On why
Senators Elizabeth Warren of Massachusetts and Bernie Sanders of Vermont will
have trouble capturing the Democratic nomination
1.
Rewind
to Election Night 2012 on MSNBC. It is 10PM (Central, I was living in Denton,
TX at the time) and polls have closed in California, Hawaii, Idaho, Oregon, and
Washington. Rachel Maddow is running through projections: Obama has won California,
Hawaii, and Washington; Romney has taken Idaho. Oregon and Iowa are too early
to call but Obama is leading in those states. Polls have closed in these states
but are classified as “Too close to call”: Colorado, Florida, North Carolina, Ohio,
and Virginia.
Electoral
vote is Obama 243-188.
Pay
attention to the exchange between former McCain-Palin campaign manager Steve
Schmidt and Reverend Al Sharpton.
Schmidt
is noting that 60% white support once yielded Republicans over 400 electoral
votes in the Reagan-Bush era. The last Republican to carry California was
George H.W. Bush in the 1988 election. Today, California Democrats dominate
state politics in the same manner Republicans do in Texas. The demise of
Republicans in California is due to Proposition 187 aptly named because it pretty
much killed off any electoral victory path for Republicans in the state that
was the launching pad for Richard Nixon’s and Ronald Reagan’s political careers.

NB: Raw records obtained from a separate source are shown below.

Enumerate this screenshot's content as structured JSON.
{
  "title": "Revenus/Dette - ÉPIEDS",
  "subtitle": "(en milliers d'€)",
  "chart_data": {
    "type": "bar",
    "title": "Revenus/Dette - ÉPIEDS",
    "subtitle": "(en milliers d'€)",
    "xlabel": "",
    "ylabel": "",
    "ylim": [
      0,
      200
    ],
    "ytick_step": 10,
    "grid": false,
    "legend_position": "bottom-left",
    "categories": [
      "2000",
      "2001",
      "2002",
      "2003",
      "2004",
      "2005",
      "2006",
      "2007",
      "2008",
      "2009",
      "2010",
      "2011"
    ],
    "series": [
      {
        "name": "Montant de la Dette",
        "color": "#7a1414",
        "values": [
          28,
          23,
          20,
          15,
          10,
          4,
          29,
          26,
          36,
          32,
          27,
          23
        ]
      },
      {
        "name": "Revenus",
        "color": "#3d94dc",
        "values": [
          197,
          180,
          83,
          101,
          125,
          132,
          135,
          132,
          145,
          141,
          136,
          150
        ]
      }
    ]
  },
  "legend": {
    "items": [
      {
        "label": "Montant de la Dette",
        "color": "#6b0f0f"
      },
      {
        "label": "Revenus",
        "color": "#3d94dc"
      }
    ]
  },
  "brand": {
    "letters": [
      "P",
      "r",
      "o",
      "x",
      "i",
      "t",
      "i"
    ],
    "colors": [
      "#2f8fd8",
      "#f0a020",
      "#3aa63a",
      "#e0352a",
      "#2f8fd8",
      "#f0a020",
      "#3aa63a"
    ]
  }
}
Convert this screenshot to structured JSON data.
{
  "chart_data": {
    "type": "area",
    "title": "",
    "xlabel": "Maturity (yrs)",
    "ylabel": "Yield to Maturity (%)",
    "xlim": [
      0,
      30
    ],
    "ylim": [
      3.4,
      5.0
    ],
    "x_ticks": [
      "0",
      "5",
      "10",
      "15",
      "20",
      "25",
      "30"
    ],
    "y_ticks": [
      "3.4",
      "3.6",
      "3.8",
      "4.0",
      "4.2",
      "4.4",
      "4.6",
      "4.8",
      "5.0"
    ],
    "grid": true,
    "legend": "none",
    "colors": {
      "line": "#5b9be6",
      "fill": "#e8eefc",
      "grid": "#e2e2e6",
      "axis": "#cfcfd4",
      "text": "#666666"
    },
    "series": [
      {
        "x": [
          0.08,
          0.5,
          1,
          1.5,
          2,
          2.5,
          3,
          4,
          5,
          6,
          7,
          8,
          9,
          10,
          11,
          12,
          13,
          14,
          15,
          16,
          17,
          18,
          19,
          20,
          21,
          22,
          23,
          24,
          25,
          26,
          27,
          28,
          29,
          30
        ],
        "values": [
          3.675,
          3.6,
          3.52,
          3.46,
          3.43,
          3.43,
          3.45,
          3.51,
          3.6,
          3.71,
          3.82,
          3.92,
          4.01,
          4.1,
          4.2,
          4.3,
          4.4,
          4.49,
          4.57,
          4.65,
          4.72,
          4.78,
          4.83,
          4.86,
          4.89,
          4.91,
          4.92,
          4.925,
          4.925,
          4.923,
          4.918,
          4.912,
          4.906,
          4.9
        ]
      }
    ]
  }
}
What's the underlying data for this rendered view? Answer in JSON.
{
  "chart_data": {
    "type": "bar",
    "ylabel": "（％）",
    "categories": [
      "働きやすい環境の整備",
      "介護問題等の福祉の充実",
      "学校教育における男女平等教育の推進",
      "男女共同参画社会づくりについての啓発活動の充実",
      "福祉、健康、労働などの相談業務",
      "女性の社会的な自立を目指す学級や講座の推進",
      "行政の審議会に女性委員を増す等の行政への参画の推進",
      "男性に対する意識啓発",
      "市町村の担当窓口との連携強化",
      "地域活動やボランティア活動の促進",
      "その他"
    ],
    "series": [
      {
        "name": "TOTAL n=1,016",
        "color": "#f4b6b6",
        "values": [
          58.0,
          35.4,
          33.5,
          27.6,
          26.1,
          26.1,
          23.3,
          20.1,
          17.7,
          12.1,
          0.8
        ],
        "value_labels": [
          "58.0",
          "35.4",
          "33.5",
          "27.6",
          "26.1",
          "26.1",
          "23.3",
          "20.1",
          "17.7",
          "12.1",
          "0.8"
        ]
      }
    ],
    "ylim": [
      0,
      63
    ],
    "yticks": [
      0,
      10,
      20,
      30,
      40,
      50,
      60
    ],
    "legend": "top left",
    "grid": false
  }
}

Latinos viewed 187 as a threat so they turned the Republicans in the state as a
permanent minority party.
Sharpton
points out that if you want a group’s support, you have to offer them
something. You can’t spout off anti-immigrant rhetoric – as it was with
Republicans throughout the 2010s – and then expect groups – as it was with
Latinos – to support you. Frontline/Independent Lens collaboration “Immigration
Battle” highlights the vice Republicans were in after Obama’s 2012
re-election victory.
Instead,
Republicans decided to double down on the rhetoric as well as some help with
targeted voter suppression that helped elevate the candidacy and then the
presidency of Donald J. Trump.
So,
what does this have to do with Sanders and Warren?
I’m
paying attention to their support in South Carolina, which is when the
Democratic base – mainly Black voters – have their first say in the nomination
process. It is not good.
That
lack of Black support is why Sanders failed to capture the nomination four
years ago. Instead of making an effort to win them over, Sanders and his
supporters continue their strategy of dismissing them and making a risky move
to replace the reliable Black Democratic base with a shaky white voting bloc
that hasn’t supported a Democratic candidate in decades.
Sanders
hinting that the nomination process was rigged is the same coded language that
Republicans used during Obama’s electoral victories in an effort to delegitimize
him and put in place efforts to restrict ballot access in the 2010s. In other
words, only “certain” people should be voting, wink, wink, nudge, nudge, say no
more.
Warren
did herself no favors in echoing those statements that she later had to walk
back. Which brings me to my next point
2.
Sanders
and Warren draw on the same pool of supporters and their campaigns need to
figure out to expand their supporters. Both campaigns have operated under the assumption
of a non-aggression pact that was dissolved during the recent Democratic debate
when Warren noted that her and Minnesota Senator Amy Klobuchar had more
electoral success in the last 30 years than the men running for office. Sanders
noted that he was elected to congress in 1990 in a bit of semantics. After the
debate, CNN caught Warren on a hot mic confronting Sanders.
Both
candidates occupy the Democratic left lane of the party, and unfortunately there
can only be one candidate in that lane. One of them needed to be edged out and
it could end up with neither of them being in contention for the nomination as
the nomination process goes further on.